今後ドイツ経済に重くのしかかる問題として、@高賃金、A生産性低下、Bマルク高、C労働時間減少、D輸出の低迷、E東欧地域との低価格競争、F財政赤字と税負担の急増、G増加する社会保障負担(老齢人口の増加)、そしてH技術革新の遅れといった諸点が挙げられる。
(3)ドイツ統一によるEU経済の困難
ドイツ統一についての西欧諸国の同意を取りつけるためにドイツ政府は、EC内のより貧しい地域向けの経済援助を増大させ、従来以上の熱意で欧州統合に取り組むことを約束した。周辺諸国にとっては、欧州統合の真意は、統一通貨の導入により連銀の金融支配力を減少させることにあったが、統一後のドイツ経済の悪化はこうした約束を事実上実行不可能にしてしまった。そして見方によっては、ボン政府はこれを十分予見した上で譲歩したと言えなくはないのである(マルクを統一の最大の道具として使用したことが、旧東独経済の崩壊を決定的にすると共に、後のEMS分裂の遠因となった)。
(4)ドイツ統一による周辺諸国の困惑・混乱
英国は90年代初頭の景気後退が、冷戦時に英国が果たしていた欧州の後見人としての役割の終焉と並行して進んだためにより大きな自信喪失を味わった。サッチャ−の辞任は、英国が戦後果たした役割が終わったことを象徴していた。ERMに参加しポンドをマルクに連動させるメジャ−の経済政策は1992年9月、ドイツ連銀の高金利政策の直撃を受けて崩壊。英国に、独仏主導のEUという不安を再確認させた。またEUにおけるフランスの政治指導力も、統一ドイツの登場により不安定化する。1993年のフラン安は、欧州の通貨がドイツ連銀の支配下にあることを認識させた。そしてイタリアにおいては、ドイツ統一を契機とする冷戦の終結が戦後この国を支配してきた政治と政党構造を破壊した。

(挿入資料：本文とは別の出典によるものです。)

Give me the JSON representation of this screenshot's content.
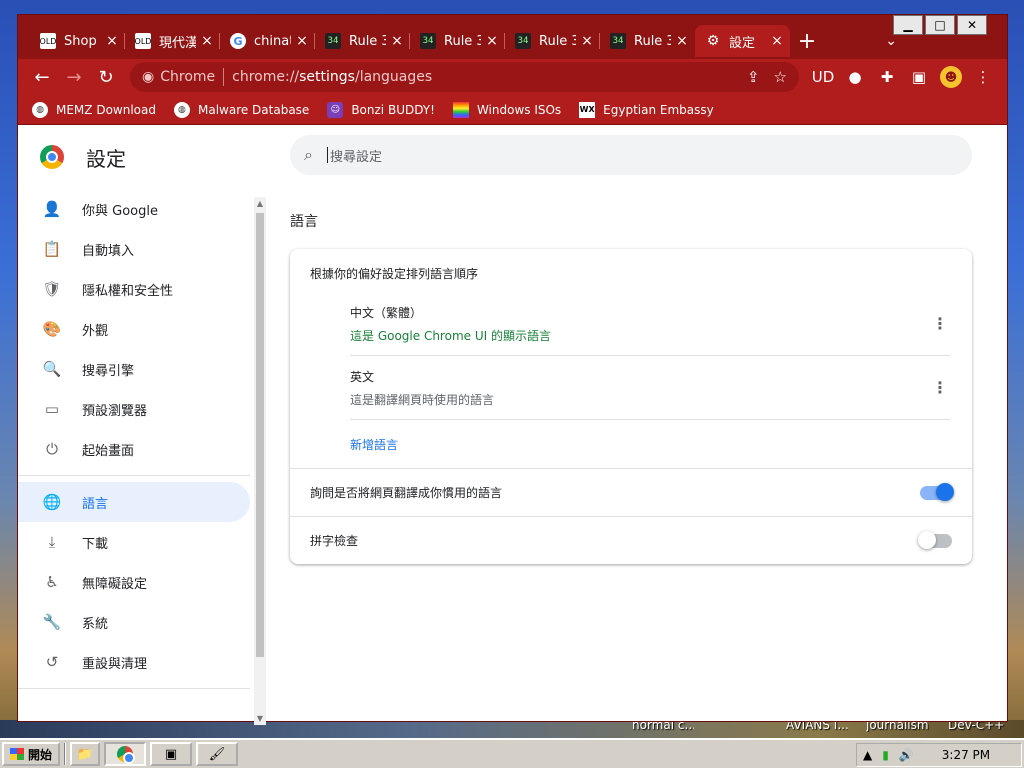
{
  "desktop": {
    "items": [
      "normal c...",
      "AVIANS I...",
      "journalism",
      "Dev-C++"
    ]
  },
  "window": {
    "controls": {
      "minimize": "▁",
      "maximize": "□",
      "close": "✕"
    }
  },
  "tabs": [
    {
      "title": "Shop",
      "favicon": "OLD",
      "favicon_style": "plain"
    },
    {
      "title": "現代漢",
      "favicon": "OLD",
      "favicon_style": "plain"
    },
    {
      "title": "chinat",
      "favicon": "G",
      "favicon_style": "g"
    },
    {
      "title": "Rule 3",
      "favicon": "34",
      "favicon_style": "dark"
    },
    {
      "title": "Rule 3",
      "favicon": "34",
      "favicon_style": "dark"
    },
    {
      "title": "Rule 3",
      "favicon": "34",
      "favicon_style": "dark"
    },
    {
      "title": "Rule 3",
      "favicon": "34",
      "favicon_style": "dark"
    },
    {
      "title": "設定",
      "favicon": "⚙",
      "favicon_style": "gear",
      "active": true
    }
  ],
  "tab_close": "×",
  "new_tab": "+",
  "tab_search": "⌄",
  "toolbar": {
    "back": "←",
    "forward": "→",
    "reload": "↻",
    "chip_label": "Chrome",
    "url_scheme": "chrome://",
    "url_host": "settings",
    "url_path": "/languages",
    "share": "⇪",
    "bookmark_star": "☆",
    "extensions": [
      "UD",
      "●",
      "✚",
      "▣"
    ],
    "menu": "⋮"
  },
  "bookmarks": [
    {
      "label": "MEMZ Download",
      "icon": "globe"
    },
    {
      "label": "Malware Database",
      "icon": "globe"
    },
    {
      "label": "Bonzi BUDDY!",
      "icon": "bonzi"
    },
    {
      "label": "Windows ISOs",
      "icon": "rainbow"
    },
    {
      "label": "Egyptian Embassy",
      "icon": "wix"
    }
  ],
  "sidebar": {
    "title": "設定",
    "items": [
      {
        "label": "你與 Google",
        "icon": "person-icon",
        "glyph": "👤"
      },
      {
        "label": "自動填入",
        "icon": "clipboard-icon",
        "glyph": "📋"
      },
      {
        "label": "隱私權和安全性",
        "icon": "shield-icon",
        "glyph": "🛡"
      },
      {
        "label": "外觀",
        "icon": "palette-icon",
        "glyph": "🎨"
      },
      {
        "label": "搜尋引擎",
        "icon": "search-icon",
        "glyph": "🔍"
      },
      {
        "label": "預設瀏覽器",
        "icon": "browser-icon",
        "glyph": "▭"
      },
      {
        "label": "起始畫面",
        "icon": "power-icon",
        "glyph": "⏻"
      },
      {
        "label": "語言",
        "icon": "globe-icon",
        "glyph": "🌐",
        "active": true
      },
      {
        "label": "下載",
        "icon": "download-icon",
        "glyph": "⤓"
      },
      {
        "label": "無障礙設定",
        "icon": "accessibility-icon",
        "glyph": "♿"
      },
      {
        "label": "系統",
        "icon": "wrench-icon",
        "glyph": "🔧"
      },
      {
        "label": "重設與清理",
        "icon": "restore-icon",
        "glyph": "↺"
      }
    ]
  },
  "search": {
    "placeholder": "搜尋設定"
  },
  "languages_section": {
    "title": "語言",
    "order_header": "根據你的偏好設定排列語言順序",
    "languages": [
      {
        "name": "中文（繁體）",
        "sub": "這是 Google Chrome UI 的顯示語言",
        "sub_color": "#188038"
      },
      {
        "name": "英文",
        "sub": "這是翻譯網頁時使用的語言",
        "sub_color": "#5f6368"
      }
    ],
    "add_language": "新增語言",
    "offer_translate": {
      "label": "詢問是否將網頁翻譯成你慣用的語言",
      "enabled": true
    },
    "spell_check": {
      "label": "拼字檢查",
      "enabled": false
    }
  },
  "taskbar": {
    "start_label": "開始",
    "clock": "3:27 PM"
  },
  "colors": {
    "frame": "#b11c1c",
    "accent": "#1a73e8"
  }
}
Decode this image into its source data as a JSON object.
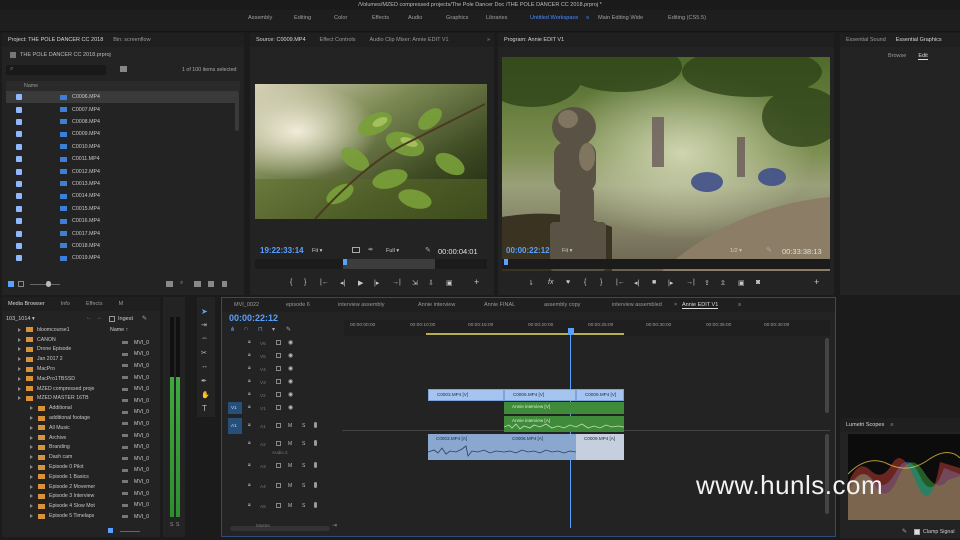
{
  "window_title": "/Volumes/MZED compressed projects/The Pole Dancer Doc /THE POLE DANCER CC 2018.prproj *",
  "workspaces": {
    "items": [
      "Assembly",
      "Editing",
      "Color",
      "Effects",
      "Audio",
      "Graphics",
      "Libraries",
      "Untitled Workspace",
      "Main Editing Wide",
      "Editing (CS5.5)"
    ],
    "active": "Untitled Workspace"
  },
  "project_panel": {
    "tab": "Project: THE POLE DANCER CC 2018",
    "tab2": "Bin: screenflow",
    "project_name": "THE POLE DANCER CC 2018.prproj",
    "selection_info": "1 of 100 items selected",
    "col_name": "Name",
    "items": [
      "C0006.MP4",
      "C0007.MP4",
      "C0008.MP4",
      "C0009.MP4",
      "C0010.MP4",
      "C0011.MP4",
      "C0012.MP4",
      "C0013.MP4",
      "C0014.MP4",
      "C0015.MP4",
      "C0016.MP4",
      "C0017.MP4",
      "C0018.MP4",
      "C0019.MP4"
    ]
  },
  "source_monitor": {
    "tabs": [
      "Source: C0009.MP4",
      "Effect Controls",
      "Audio Clip Mixer: Annie EDIT V1"
    ],
    "timecode": "19:22:33:14",
    "fit": "Fit",
    "quality": "Full",
    "duration": "00:00:04:01"
  },
  "program_monitor": {
    "tab": "Program: Annie EDIT V1",
    "timecode": "00:00:22:12",
    "fit": "Fit",
    "quality": "1/2",
    "duration": "00:33:38:13"
  },
  "right_panel": {
    "tabs": [
      "Essential Sound",
      "Essential Graphics"
    ],
    "subtabs": [
      "Browse",
      "Edit"
    ]
  },
  "media_browser": {
    "tabs": [
      "Media Browser",
      "Info",
      "Effects",
      "M"
    ],
    "path": "103_1014",
    "ingest_label": "Ingest",
    "col_name": "Name",
    "folders": [
      "bloomcourse1",
      "CANON",
      "Drone Episode",
      "Jan 2017 2",
      "MacPro",
      "MacPro1TBSSD",
      "MZED compressed proje",
      "MZED MASTER 16TB",
      "Additional",
      "additional footage",
      "All Music",
      "Archive",
      "Branding",
      "Dash cam",
      "Episode 0 Pilot",
      "Episode 1 Basics",
      "Episode 2 Movemer",
      "Episode 3 Interview",
      "Episode 4 Slow Mot",
      "Episode 5 Timelaps"
    ],
    "files": [
      "MVI_0",
      "MVI_0",
      "MVI_0",
      "MVI_0",
      "MVI_0",
      "MVI_0",
      "MVI_0",
      "MVI_0",
      "MVI_0",
      "MVI_0",
      "MVI_0",
      "MVI_0",
      "MVI_0",
      "MVI_0",
      "MVI_0",
      "MVI_0"
    ],
    "meter_labels": [
      "S",
      "S"
    ]
  },
  "timeline": {
    "tabs": [
      "MVI_0022",
      "episode 6",
      "interview assembly",
      "Annie interview",
      "Annie FINAL",
      "assembly copy",
      "interview assembled",
      "Annie EDIT V1"
    ],
    "active_tab": "Annie EDIT V1",
    "timecode": "00:00:22:12",
    "ruler": [
      "00:00:00:00",
      "00:00:10:00",
      "00:00:15:00",
      "00:00:20:00",
      "00:00:25:00",
      "00:00:30:00",
      "00:00:35:00",
      "00:00:40:00"
    ],
    "video_tracks": [
      "V6",
      "V5",
      "V4",
      "V3",
      "V2",
      "V1"
    ],
    "audio_tracks": [
      "A1",
      "A2",
      "A3",
      "A4",
      "A5"
    ],
    "audio2_name": "Audio 2",
    "track_src": [
      "V1",
      "A1"
    ],
    "track_btns": [
      "M",
      "S"
    ],
    "clips": {
      "v2_a": "C0003.MP4 [V]",
      "v2_b": "C0006.MP4 [V]",
      "v2_c": "C0009.MP4 [V]",
      "v1": "Annie interview [V]",
      "a1": "Annie interview [A]",
      "a2_a": "C0003.MP4 [A]",
      "a2_b": "C0006.MP4 [A]",
      "a2_c": "C0009.MP4 [A]"
    },
    "bottom_label": "Master"
  },
  "lumetri": {
    "title": "Lumetri Scopes",
    "clamp": "Clamp Signal"
  },
  "watermark": "www.hunls.com"
}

ドイツ統一が引き起こした財政不均衡と歳入の伴わない財政の大盤振舞いが如何に金融政策を苦しめるかを身をもって体験したドイツ、なかんずくドイツ連銀が、今後欧州通貨統合に対して慎重になるのは当然である。国民の中にもマルクが消滅し、EU内貧困国の負担を担い、且つEUが独立性の強い連邦各州の利益に干渉するのではないかとの懸念が大きくなっている。しかしH.シュミットが看破したように、通貨統合により西側に縛られない限り、マルクの力はドイツの力となりECのバランスを崩し、最終的にはドイツヘの悪しき圧力となり跳ね返るであろう。その意味で国家統一とEU統合という2つの大事業を抱えたドイツの今後の展開は間違いなく欧州の将来に大きな影響を及ぼすことになる。著者が「ドイツが最優先しなければならないのは89、90年に開始された国家統一のプロセスを結実させること」であり「ドイツ統一をヨ−ロッパ統一に優先させるのがドイツの指導者の役割である」と述べているのは確かに卓見である。そしてその運命は、戦後の経済的安定により支えられてきたが故に、今後のマルクを巡る政治と金融政策の緊張から生まれてくるであろうことも疑いのないところである。私が日常的に追いかけている市場の動きもこうした観点から見ることによって、大きな歴史の転換を目撃する契機となるのではないだろうか、と考えるのはなかなか刺激的である。